DICHOTOMY — THE RIGHT TO LIVE, BUT NOT TO DIE | Timothy Joseph, Author | Writing The Best Books & Essays



Tick, Tick, Tick. But how many more? Just how many ticks of the clock we have is an unknown gift, yet with every one, it’s one second less we have to breathe. There comes a time when ‘time’ itself can become a point of strife. Why? Because if we are lucky, the ticks of the clock stop abruptly when we are close to the ending number; halted abruptly by any of a thousand ways with no hint of approach. But, if luck eludes us, the ticks get louder and louder and then painful to the point of despair, simply because the ticking won’t turn off when we want so badly for our clock to please stop.

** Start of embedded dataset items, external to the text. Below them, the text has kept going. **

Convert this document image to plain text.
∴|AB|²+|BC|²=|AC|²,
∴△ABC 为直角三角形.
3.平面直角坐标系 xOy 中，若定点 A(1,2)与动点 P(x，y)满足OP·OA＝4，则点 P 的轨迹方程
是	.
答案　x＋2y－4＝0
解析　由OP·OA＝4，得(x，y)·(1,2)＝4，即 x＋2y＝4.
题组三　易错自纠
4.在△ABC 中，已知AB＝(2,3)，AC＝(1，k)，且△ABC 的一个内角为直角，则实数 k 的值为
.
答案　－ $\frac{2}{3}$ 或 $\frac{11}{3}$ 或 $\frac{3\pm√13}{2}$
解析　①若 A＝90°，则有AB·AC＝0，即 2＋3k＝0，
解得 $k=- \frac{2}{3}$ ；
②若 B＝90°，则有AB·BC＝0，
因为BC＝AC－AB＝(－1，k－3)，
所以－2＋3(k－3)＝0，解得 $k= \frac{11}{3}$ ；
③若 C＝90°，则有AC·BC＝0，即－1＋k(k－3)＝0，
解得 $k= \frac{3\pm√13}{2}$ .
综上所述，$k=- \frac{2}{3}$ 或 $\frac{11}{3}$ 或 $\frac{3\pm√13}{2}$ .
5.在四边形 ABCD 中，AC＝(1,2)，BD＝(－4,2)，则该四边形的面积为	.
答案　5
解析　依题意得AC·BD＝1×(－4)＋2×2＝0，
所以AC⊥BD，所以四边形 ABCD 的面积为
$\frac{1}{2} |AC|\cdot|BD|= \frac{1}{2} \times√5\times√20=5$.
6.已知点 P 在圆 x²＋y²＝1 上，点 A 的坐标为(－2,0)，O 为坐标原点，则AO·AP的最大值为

Can we prepare, avoid the pain, and control the end? One can debate until out of breath the right or wrong of having the choice to stop the clock. As well, some would love to view the crystal ball of tomorrow to know when their clock is to stop, while others would dread that knowledge and would never want a peak at the end. Well, the debate and the view are equally moot, for neither can be, yet because there is no such thing as a clear crystal ball doesn’t mean we must ignore looking into a foggy one – they do exist.

So what about stopping our own clock–is it right or wrong? Can we decide for ourselves? Can I judge for myself? Can you judge? Religion pretty much says suicide is wrong, and the government certainly does. But why does it have to be suicide, why can’t it be “death by choice” instead.

The easy suicides usually hurt. If your car hits that lone tree the size of the Washington Monument surely there must be pain. But scarier than the pain is that you might not have been traveling fast enough or the airbag made you a paraplegic instead of a corpse – now there’s a risk not worth taking. Suicides become quickly identifiable, thanks to forensics, and of course we have to remember where we hid the pills.

I like to think that I’ll have prepared to do myself in when no longer living a valued life. But the problem is, when I reach that point, I won’t remember the method I prepared for. That means I’ll need a caring, loving, and understanding soul to help me, but that would make them an accomplice to murder, another risk not worth taking. So one is at a dead-end street (no pun intended). 

I wish someone would write some kind of law that would allow a person to declare in very precise descriptive terms at what level/quality of “living” and “near death” they wished to end their life, and allow a doctor to take care of that wish. What gives anyone any right over our life?

 Until that day comes (it’s a long way off–but it will come), we will see nursing homes with very old people hanging over their wheelchairs, unaware of who they are, where they are, and merely existing in a state of fog and delirium, while dribbling on the floor and soiling their diapers. How anyone can believe this is a “life” worth “living” is simply out of their mind. While the caring staff and nurses attend to their dying body (feed them, change them, and keep them clean), just what is being accomplished? Is it what that person wants? Clearly No.

It’s sad that our society demands we further demean and disgrace a loving soul day after day with the single purpose of–doing it another day. Yet this is the way of things, and all we can hope for is a “timely” and quick death. It’s a crying shame society forces us to die with no dignity whatsoever.

I just hope I can remember where I stashed the pills before society rips away my dignity. I am the only person having rights over my life. No society or person should have the authority to force me to suffer pain and indignity by keeping my useless body and unaware mind alive. If a horse can’t walk, it is put down; if a dog is hit by a car with no hope of survival, it is put down; just why can’t I be given as much respect as a horse or dog?